Monday, 27 October 2025

Private Members' Business

Pregnancy and Infant Loss

7:28 pm

Photo of Susan TemplemanSusan Templeman (Macquarie, Australian Labor Party) Share this | Hansard source

In October, we mark Pregnancy and Infant Loss Awareness Month, and we do so to acknowledge the shared loss experienced by parents, friends, healthcare workers and community when babies are lost through miscarriage, stillbirth and neonatal death. I have spoken on this in previous years not because of lived experience but because, in my early years in this place, there hadn't been a lot of discussion about these matters, and I commend the efforts of the member for Werriwa to share her story and highlight the issue. And I commend those who have shared such personal stories tonight, like the member of Melbourne.

I'm really heartened that, when we speak about this now, we do it not only to acknowledge the grief and the loss; we can share some of the many practical supports the Albanese government has put in place, because that's a start. Around six babies are stillborn each day in Australia, and an estimated one-in-four pregnancies results in miscarriage. Each year in Australia, more than 110,000 families experience stillbirth or miscarriage. That is a lot of heartbreak and grief for many people.

So what are we doing to support these people? We've invested more than $62 million over five years in measures to support healthy pregnancies, reduce stillbirth and preterm birth, improve national data collection and support families impacted by perinatal loss. There are many actions within that funding envelope, from a national audit of early pregnancy assessment service clinics across Australia so that women and families can access appropriate services in their local area for treatment and follow-up care, through to a miscarriage data scoping study to establish existing and potential data sources and options for the national collection of miscarriage data, which we need.

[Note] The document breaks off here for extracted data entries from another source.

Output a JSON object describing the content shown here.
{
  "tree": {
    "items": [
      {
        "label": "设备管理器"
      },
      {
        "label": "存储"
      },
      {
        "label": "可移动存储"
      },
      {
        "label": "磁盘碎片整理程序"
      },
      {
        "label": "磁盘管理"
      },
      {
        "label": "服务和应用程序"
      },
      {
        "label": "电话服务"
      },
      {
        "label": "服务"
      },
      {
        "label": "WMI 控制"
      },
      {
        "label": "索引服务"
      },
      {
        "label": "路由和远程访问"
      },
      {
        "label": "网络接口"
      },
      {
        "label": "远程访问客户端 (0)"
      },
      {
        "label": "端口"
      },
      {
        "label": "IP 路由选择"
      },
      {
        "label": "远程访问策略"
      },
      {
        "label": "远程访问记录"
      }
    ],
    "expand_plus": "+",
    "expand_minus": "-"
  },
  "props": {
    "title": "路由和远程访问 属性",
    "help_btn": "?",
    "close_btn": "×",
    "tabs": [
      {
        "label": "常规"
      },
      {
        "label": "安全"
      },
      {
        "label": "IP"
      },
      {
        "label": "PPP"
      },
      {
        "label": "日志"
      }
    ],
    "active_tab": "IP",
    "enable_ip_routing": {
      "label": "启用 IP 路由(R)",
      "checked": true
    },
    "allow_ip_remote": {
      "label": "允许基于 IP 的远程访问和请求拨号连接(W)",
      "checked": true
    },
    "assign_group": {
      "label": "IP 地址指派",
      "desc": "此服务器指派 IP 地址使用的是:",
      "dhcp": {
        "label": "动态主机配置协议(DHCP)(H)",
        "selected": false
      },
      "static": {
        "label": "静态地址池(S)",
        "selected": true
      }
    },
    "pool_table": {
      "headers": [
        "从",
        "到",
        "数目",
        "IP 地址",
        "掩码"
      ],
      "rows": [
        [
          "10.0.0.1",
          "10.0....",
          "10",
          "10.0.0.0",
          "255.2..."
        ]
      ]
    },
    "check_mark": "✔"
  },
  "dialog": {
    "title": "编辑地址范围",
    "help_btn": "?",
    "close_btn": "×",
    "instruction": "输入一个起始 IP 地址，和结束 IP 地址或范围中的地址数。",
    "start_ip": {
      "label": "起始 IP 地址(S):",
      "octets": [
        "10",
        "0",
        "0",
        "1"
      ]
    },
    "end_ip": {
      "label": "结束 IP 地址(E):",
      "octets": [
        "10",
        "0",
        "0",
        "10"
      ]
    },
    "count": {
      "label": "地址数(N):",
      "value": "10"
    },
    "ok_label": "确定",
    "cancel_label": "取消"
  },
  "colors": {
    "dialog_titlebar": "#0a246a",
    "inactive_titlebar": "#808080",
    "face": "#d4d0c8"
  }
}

I want to focus on a couple of our most recent announcements. We've provided $3.2 million over four years to Red Nose Australia to deliver the Healing Through Community projects, supporting families through stillbirth and miscarriage. Healing Through Community resources support stillbirth and miscarriage bereavement care services for First Nations families, refugee and migrant communities, women and families living in rural and remote areas, and women under 20 years of age. While any pregnancy can result in stillbirth or miscarriage, rates remain high for women in these communities. It was co-designed because we really need to listen to the women involved, and to the healthcare professionals, to get this right.

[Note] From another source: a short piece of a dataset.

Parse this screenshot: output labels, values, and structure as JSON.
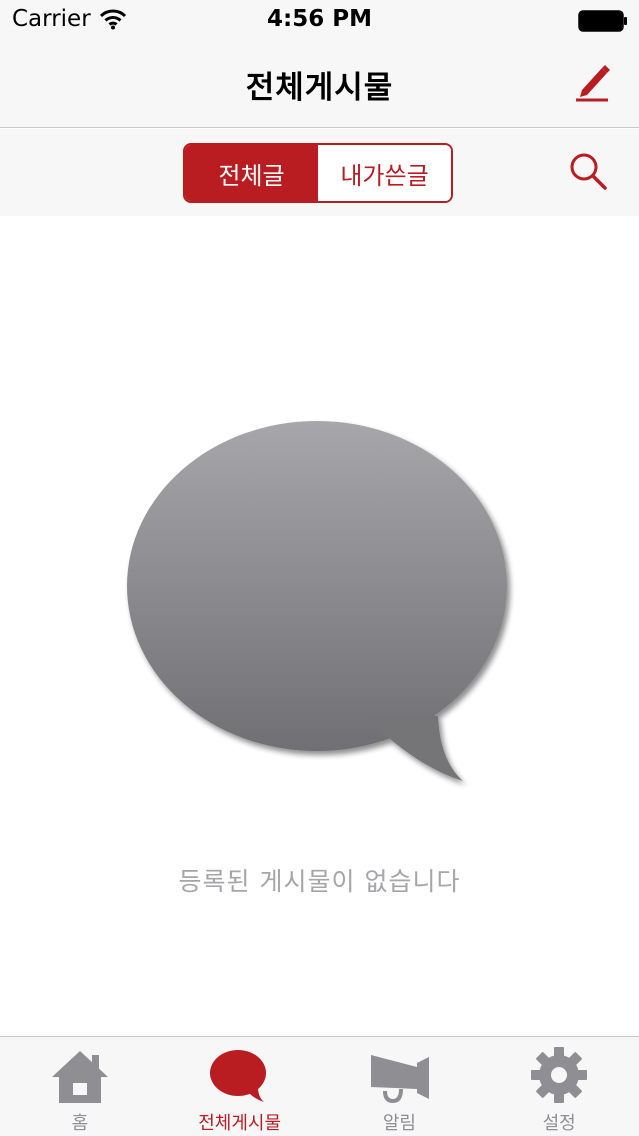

Another initiative is research into a simple blood test that could save the lives of hundreds of babies each year. It's the focus of new medical research funding, with $25 million for research into infertility, pregnancy loss and stillbirth.

The TIM TAMs study, led by Professor Stephen Tong from the University of Melbourne, received $2 million. His work aims to validate the first placental health test across Australia. The research team believes that a simple blood test could help health professionals better work out which pregnancies are at risk of stillbirth. These pregnancies could then be closely watched, and births scheduled to prevent stillbirth or other health problems. By better understanding the risk factors and causes, researchers believe more stillbirths could be prevented.

The third practical measure I want to speak of is a new law working its way through the parliament. The bill is named after baby Priya, who heartbreakingly died when she was just 42 days old. After informing her employer that her child had passed away, Priya's mum was faced with negotiating with her employer a return to work she hadn't planned for, at the same time as grieving the loss of her child. The new bill ensures that, unless employers and employees have expressly agreed otherwise, employer funded paid parental leave must not be cancelled because a child is stillborn. This brings it into line with our government paid parental leave, and I hope that will bring certainty to grieving parents.

I want to take just a moment to acknowledge loss experienced by some people going through the IVF journey. It's a newer experience, but I've seen sadness when another round of eggs has failed to fertilise, or when embryos haven't successfully transferred. I think, as science provides more hope for people, along the way there can be many disappointments, and we grieve all of those.